A Supreme Court bench headed by Chief Justice of India Dipak Misra on Monday accepted the unconditional apology of an NGO official who cast “contemptuous aspersions” on Misra in connection with a case, reported Live Law. Vimal Wadhawan, general secretary of Bharatiya Matdata Sangathan, had questioned if Misra, whose cousin is an advocate and a Biju Janata Dal MP, could hear a case seeking to debar legislators from continuing as lawyers. He had cited a potential conflict of interest.

On August 20, a Supreme Court bench had warned Wadhawan that he could be fined up to up to Rs 25 lakh, saying “the trend of targeting, maligning judges must stop”.

Earlier this month, Wadhawan had filed submissions in the court asking if Misra could be part of the bench hearing a petition demanding that MPs and MLAs be barred from practicing law as it was in “violation of Bar Council of India rules” and a “conflict of interest”.
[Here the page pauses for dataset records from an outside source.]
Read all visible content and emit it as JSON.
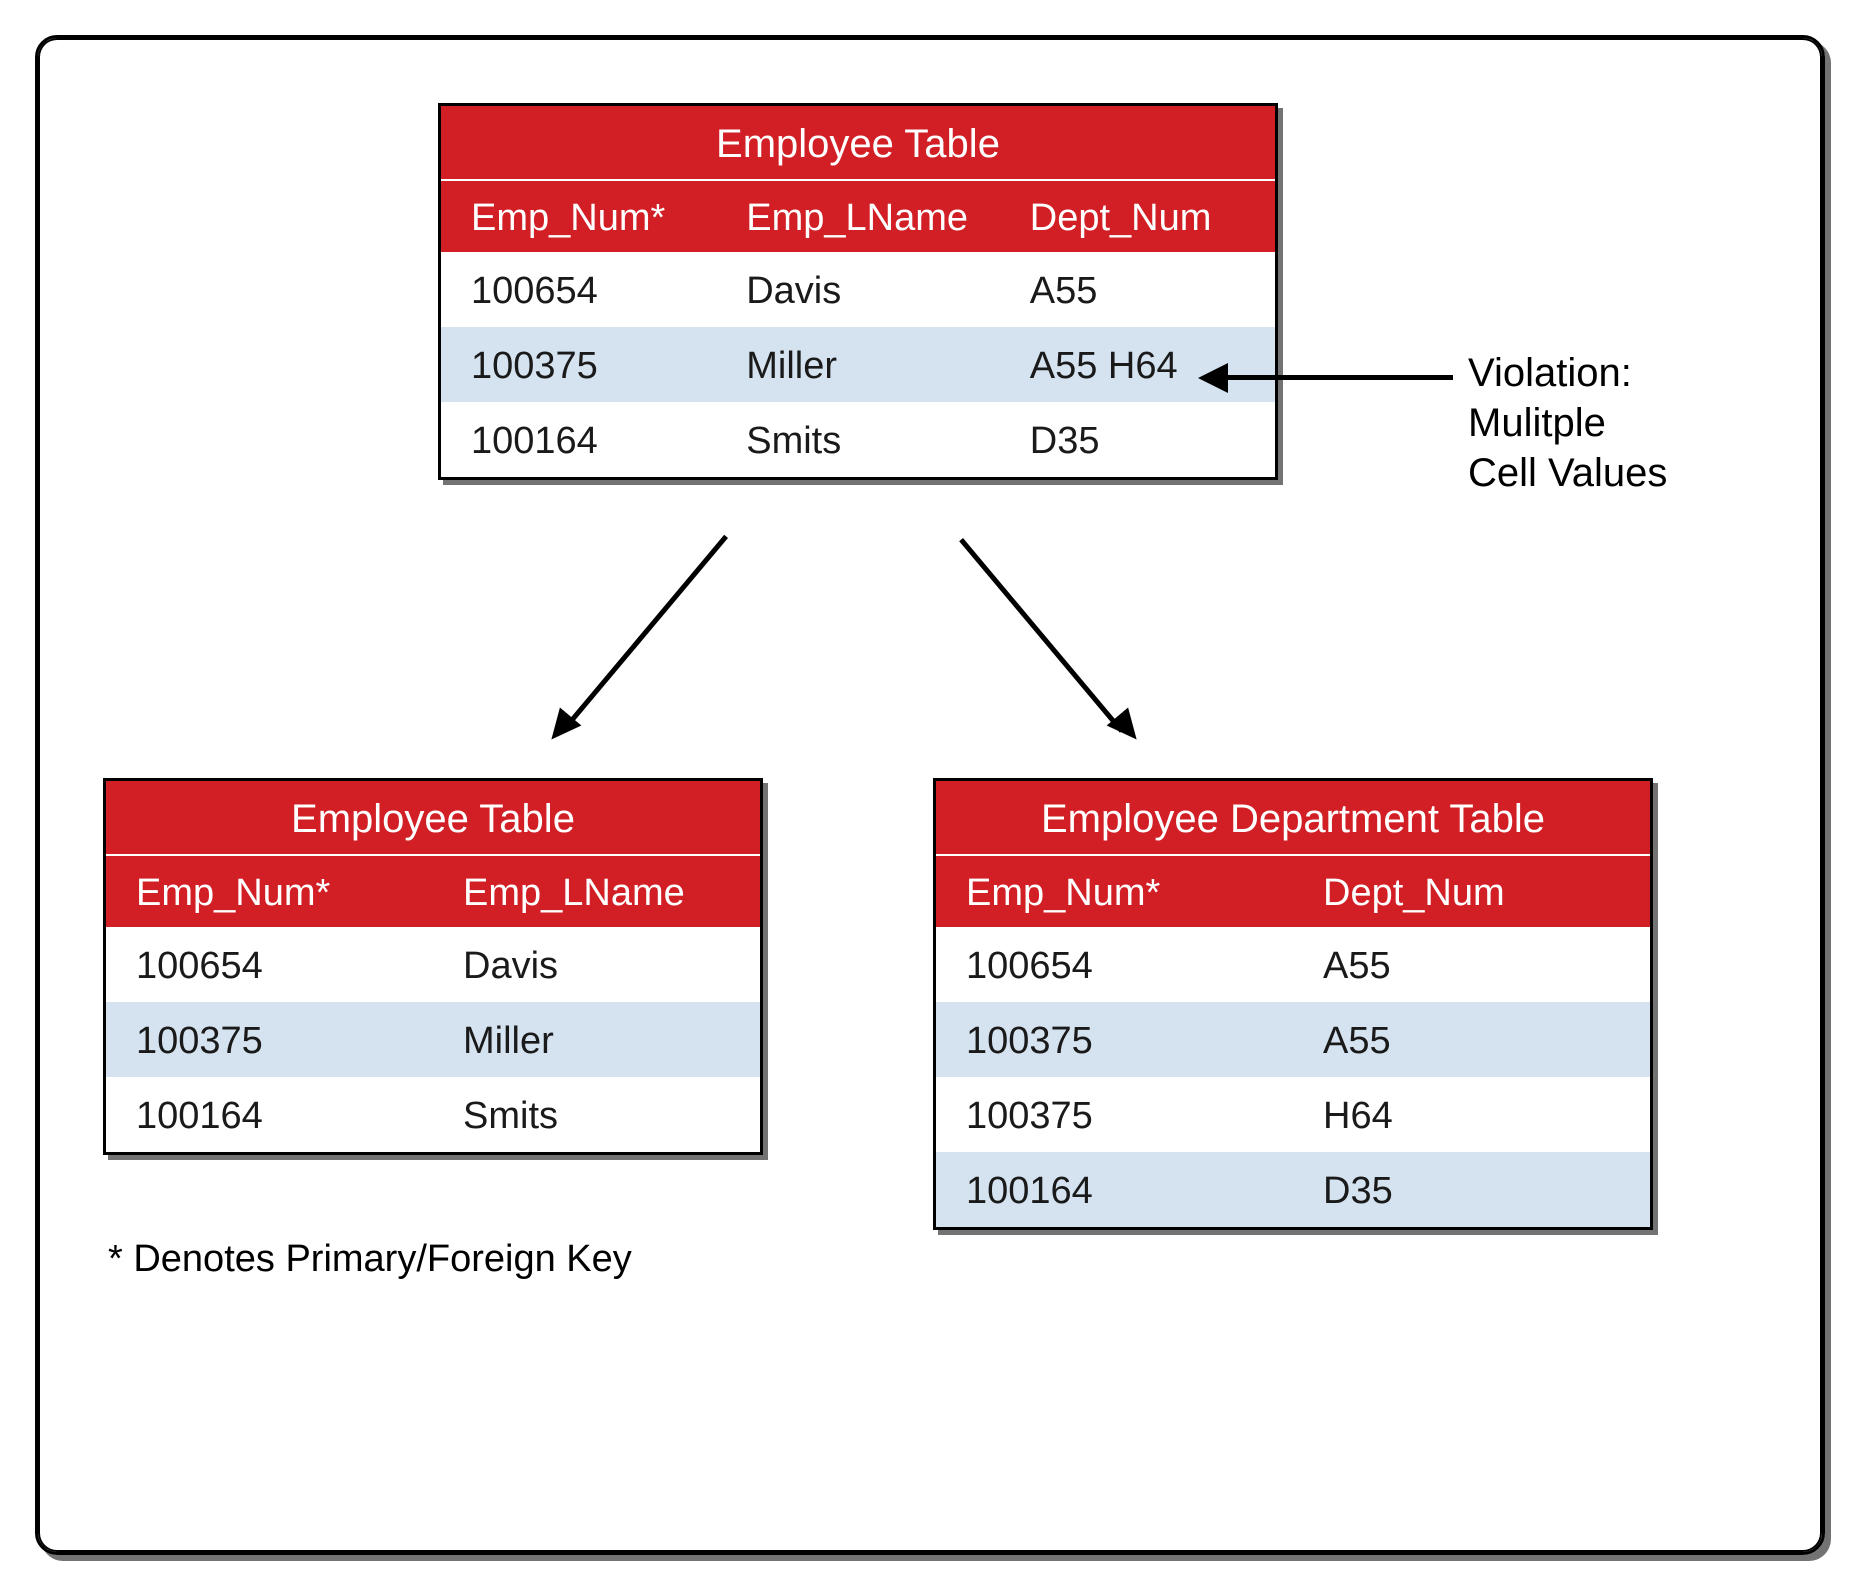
{
  "topTable": {
    "title": "Employee Table",
    "headers": [
      "Emp_Num*",
      "Emp_LName",
      "Dept_Num"
    ],
    "rows": [
      [
        "100654",
        "Davis",
        "A55"
      ],
      [
        "100375",
        "Miller",
        "A55 H64"
      ],
      [
        "100164",
        "Smits",
        "D35"
      ]
    ]
  },
  "bottomLeftTable": {
    "title": "Employee Table",
    "headers": [
      "Emp_Num*",
      "Emp_LName"
    ],
    "rows": [
      [
        "100654",
        "Davis"
      ],
      [
        "100375",
        "Miller"
      ],
      [
        "100164",
        "Smits"
      ]
    ]
  },
  "bottomRightTable": {
    "title": "Employee Department Table",
    "headers": [
      "Emp_Num*",
      "Dept_Num"
    ],
    "rows": [
      [
        "100654",
        "A55"
      ],
      [
        "100375",
        "A55"
      ],
      [
        "100375",
        "H64"
      ],
      [
        "100164",
        "D35"
      ]
    ]
  },
  "annotation": {
    "line1": "Violation:",
    "line2": "Mulitple",
    "line3": "Cell Values"
  },
  "footnote": "* Denotes Primary/Foreign Key"
}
“I wish to put some additional facts which is not only necessary to do complete justice in this fair matter but also essential to instill confidence among the public at large,” Wadhawan had submitted. “Pinaki Misra is a cousin of Chief Justice of India. He is a Lok Sabha MP representing the BJD. Hence, he is definitely an affected and interested party in this matter.”
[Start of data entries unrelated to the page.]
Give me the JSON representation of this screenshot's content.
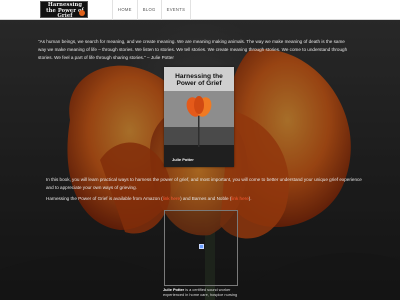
{
  "header": {
    "logo_text": "Harnessing the Power of Grief",
    "nav": [
      "HOME",
      "BLOG",
      "EVENTS"
    ]
  },
  "quote": {
    "text": "\"As human beings, we search for meaning, and we create meaning. We are meaning making animals. The way we make meaning of death is the same way we make meaning of life – through stories. We listen to stories. We tell stories. We create meaning through stories. We come to understand through stories. We feel a part of life through sharing stories.\" – Julie Potter"
  },
  "book": {
    "title": "Harnessing the Power of Grief",
    "author": "Julie Potter"
  },
  "body": {
    "paragraph_1": "In this book, you will learn practical ways to harness the power of grief, and most important, you will come to better understand your unique grief experience and to appreciate your own ways of grieving.",
    "paragraph_2_prefix": "Harnessing the Power of Grief is available from Amazon (",
    "link_1": "link here",
    "paragraph_2_middle": ") and Barnes and Noble (",
    "link_2": "link here",
    "paragraph_2_suffix": ")."
  },
  "bio": {
    "name": "Julie Potter",
    "text": " is a certified sound worker experienced in home care, hospice nursing"
  },
  "colors": {
    "accent": "#ff5a33",
    "flower": "#e0611a",
    "header_bg": "#ffffff"
  }
}
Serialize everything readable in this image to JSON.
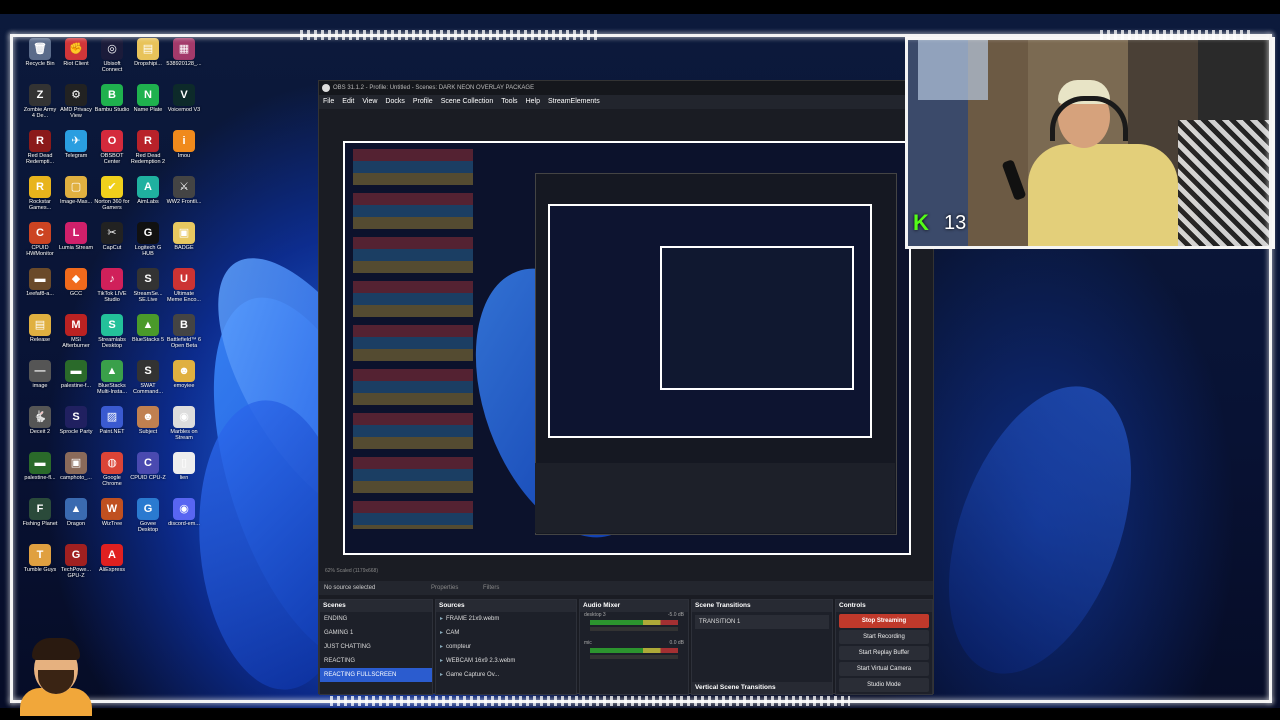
{
  "desktop": {
    "icons": [
      {
        "label": "Recycle Bin",
        "glyph": "🗑",
        "color": "#5a6b8a"
      },
      {
        "label": "Riot Client",
        "glyph": "✊",
        "color": "#d13639"
      },
      {
        "label": "Ubisoft Connect",
        "glyph": "◎",
        "color": "#1b1b3a"
      },
      {
        "label": "Dropshipi...",
        "glyph": "▤",
        "color": "#e8c35a"
      },
      {
        "label": "538920128_...",
        "glyph": "▦",
        "color": "#a33a6a"
      },
      {
        "label": "Zombie Army 4 De...",
        "glyph": "Z",
        "color": "#333"
      },
      {
        "label": "AMD Privacy View",
        "glyph": "⚙",
        "color": "#222"
      },
      {
        "label": "Bambu Studio",
        "glyph": "B",
        "color": "#1fb14e"
      },
      {
        "label": "Name Plate",
        "glyph": "N",
        "color": "#1fb14e"
      },
      {
        "label": "Voicemod V3",
        "glyph": "V",
        "color": "#0d2a2a"
      },
      {
        "label": "Red Dead Redempti...",
        "glyph": "R",
        "color": "#8b1a1a"
      },
      {
        "label": "Telegram",
        "glyph": "✈",
        "color": "#2a9ee0"
      },
      {
        "label": "OBSBOT Center",
        "glyph": "O",
        "color": "#d42a3c"
      },
      {
        "label": "Red Dead Redemption 2",
        "glyph": "R",
        "color": "#b8222a"
      },
      {
        "label": "Imou",
        "glyph": "i",
        "color": "#f08a1c"
      },
      {
        "label": "Rockstar Games...",
        "glyph": "R",
        "color": "#e8b41c"
      },
      {
        "label": "Image-Mas...",
        "glyph": "▢",
        "color": "#e0b040"
      },
      {
        "label": "Norton 360 for Gamers",
        "glyph": "✔",
        "color": "#f0d01c"
      },
      {
        "label": "AimLabs",
        "glyph": "A",
        "color": "#1fb1a0"
      },
      {
        "label": "WW2 Frontli...",
        "glyph": "⚔",
        "color": "#444"
      },
      {
        "label": "CPUID HWMonitor",
        "glyph": "C",
        "color": "#c42"
      },
      {
        "label": "Lumia Stream",
        "glyph": "L",
        "color": "#d0206a"
      },
      {
        "label": "CapCut",
        "glyph": "✂",
        "color": "#222"
      },
      {
        "label": "Logitech G HUB",
        "glyph": "G",
        "color": "#111"
      },
      {
        "label": "BADGE",
        "glyph": "▣",
        "color": "#e8c860"
      },
      {
        "label": "1eefaf8-a...",
        "glyph": "▬",
        "color": "#6a4a2a"
      },
      {
        "label": "GCC",
        "glyph": "◆",
        "color": "#f06a1c"
      },
      {
        "label": "TikTok LIVE Studio",
        "glyph": "♪",
        "color": "#d0205a"
      },
      {
        "label": "StreamSe... SE.Live",
        "glyph": "S",
        "color": "#333"
      },
      {
        "label": "Ultimate Meme Enco...",
        "glyph": "U",
        "color": "#c33"
      },
      {
        "label": "Release",
        "glyph": "▤",
        "color": "#e0b040"
      },
      {
        "label": "MSI Afterburner",
        "glyph": "M",
        "color": "#b22"
      },
      {
        "label": "Streamlabs Desktop",
        "glyph": "S",
        "color": "#23c19a"
      },
      {
        "label": "BlueStacks 5",
        "glyph": "▲",
        "color": "#4a9a2a"
      },
      {
        "label": "Battlefield™ 6 Open Beta",
        "glyph": "B",
        "color": "#444"
      },
      {
        "label": "image",
        "glyph": "—",
        "color": "#555"
      },
      {
        "label": "palestine-f...",
        "glyph": "▬",
        "color": "#2a6a2a"
      },
      {
        "label": "BlueStacks Multi-Insta...",
        "glyph": "▲",
        "color": "#3aa04a"
      },
      {
        "label": "SWAT Command...",
        "glyph": "S",
        "color": "#333"
      },
      {
        "label": "emoyiee",
        "glyph": "☻",
        "color": "#e0b040"
      },
      {
        "label": "Deceit 2",
        "glyph": "🐇",
        "color": "#555"
      },
      {
        "label": "Sprocle Party",
        "glyph": "S",
        "color": "#202060"
      },
      {
        "label": "Paint.NET",
        "glyph": "▨",
        "color": "#3a5ad0"
      },
      {
        "label": "Subject",
        "glyph": "☻",
        "color": "#c08050"
      },
      {
        "label": "Marbles on Stream",
        "glyph": "◉",
        "color": "#ddd"
      },
      {
        "label": "palestine-fl...",
        "glyph": "▬",
        "color": "#2a6a2a"
      },
      {
        "label": "camphoto_...",
        "glyph": "▣",
        "color": "#8a6a5a"
      },
      {
        "label": "Google Chrome",
        "glyph": "◍",
        "color": "#db4437"
      },
      {
        "label": "CPUID CPU-Z",
        "glyph": "C",
        "color": "#4a4ab0"
      },
      {
        "label": "lien",
        "glyph": "▯",
        "color": "#eee"
      },
      {
        "label": "Fishing Planet",
        "glyph": "F",
        "color": "#2a4a3a"
      },
      {
        "label": "Dragon",
        "glyph": "▲",
        "color": "#3a6ab0"
      },
      {
        "label": "WizTree",
        "glyph": "W",
        "color": "#c05020"
      },
      {
        "label": "Govee Desktop",
        "glyph": "G",
        "color": "#2a7ad0"
      },
      {
        "label": "discord-em...",
        "glyph": "◉",
        "color": "#5865f2"
      },
      {
        "label": "Tumble Guys",
        "glyph": "T",
        "color": "#e0a040"
      },
      {
        "label": "TechPowe... GPU-Z",
        "glyph": "G",
        "color": "#a02020"
      },
      {
        "label": "AliExpress",
        "glyph": "A",
        "color": "#e02020"
      }
    ]
  },
  "obs": {
    "title": "OBS 31.1.2 - Profile: Untitled - Scenes: DARK NEON OVERLAY PACKAGE",
    "menu": [
      "File",
      "Edit",
      "View",
      "Docks",
      "Profile",
      "Scene Collection",
      "Tools",
      "Help",
      "StreamElements"
    ],
    "status": "62%   Scaled (1179x668)",
    "no_source": "No source selected",
    "properties_label": "Properties",
    "filters_label": "Filters",
    "docks": {
      "scenes": {
        "title": "Scenes",
        "items": [
          "ENDING",
          "GAMING 1",
          "JUST CHATTING",
          "REACTING",
          "REACTING FULLSCREEN"
        ],
        "selected": 4
      },
      "sources": {
        "title": "Sources",
        "items": [
          "FRAME 21x9.webm",
          "CAM",
          "compteur",
          "WEBCAM 16x9 2.3.webm",
          "Game Capture Ov..."
        ]
      },
      "mixer": {
        "title": "Audio Mixer",
        "channels": [
          {
            "name": "desktop 3",
            "db": "-5.0 dB"
          },
          {
            "name": "mic",
            "db": "0.0 dB"
          }
        ]
      },
      "transitions": {
        "title": "Scene Transitions",
        "value": "TRANSITION 1",
        "vertical_title": "Vertical Scene Transitions"
      },
      "controls": {
        "title": "Controls",
        "buttons": [
          "Stop Streaming",
          "Start Recording",
          "Start Replay Buffer",
          "Start Virtual Camera",
          "Studio Mode"
        ]
      }
    }
  },
  "webcam": {
    "platform": "K",
    "viewer_count": "13"
  },
  "colors": {
    "accent": "#2b5ccf",
    "stop": "#c0392b",
    "kick": "#53fc18",
    "frame": "#f4f4f4"
  }
}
“Pinaki Mishra has power of voting on the impeachment of Judges of the Supreme Court and High Courts,” said Wadhawan’s application. “Therefore, allowing him to practice as an advocate in the Supreme Court and High Courts is a very serious conflict of interest. It may allow the Hon’ble Judges to feel beholden to him and oblige them with favorable judgments/orders.”

Attorney General KK Venugopal said Wadhawan was trying to force Misra’s recusal from the case. Venugopal demanded strict action against Wadhawan, saying all the allegations were scathing and aimed at scandalising the court.
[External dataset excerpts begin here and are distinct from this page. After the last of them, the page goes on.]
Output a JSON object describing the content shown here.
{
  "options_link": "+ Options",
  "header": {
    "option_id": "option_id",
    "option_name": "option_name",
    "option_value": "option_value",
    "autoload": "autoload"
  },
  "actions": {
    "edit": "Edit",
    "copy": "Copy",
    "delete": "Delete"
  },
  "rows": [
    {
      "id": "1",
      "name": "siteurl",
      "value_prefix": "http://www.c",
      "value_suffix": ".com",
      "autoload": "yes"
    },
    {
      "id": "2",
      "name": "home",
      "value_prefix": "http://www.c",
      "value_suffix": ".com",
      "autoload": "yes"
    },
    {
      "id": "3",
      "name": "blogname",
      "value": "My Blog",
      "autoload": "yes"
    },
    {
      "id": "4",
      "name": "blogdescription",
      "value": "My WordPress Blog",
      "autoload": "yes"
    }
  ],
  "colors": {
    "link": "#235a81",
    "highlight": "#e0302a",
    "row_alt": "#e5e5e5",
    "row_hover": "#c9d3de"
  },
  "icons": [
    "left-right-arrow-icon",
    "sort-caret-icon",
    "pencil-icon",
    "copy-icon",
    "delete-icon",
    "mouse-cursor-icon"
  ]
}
Accepting his mistake on Monday, Wadhawan apologised to Misra, who said such allegations “ultimately affected the institution” and “wild assumptions” could lead to a catastrophe.

“We have to ensure we protect the dignity of this court as there is a trend nowadays of targetting judges,” said Justice DY Chandrachud. “Anybody who does it must realise the consequences, we want to send across a strong message.”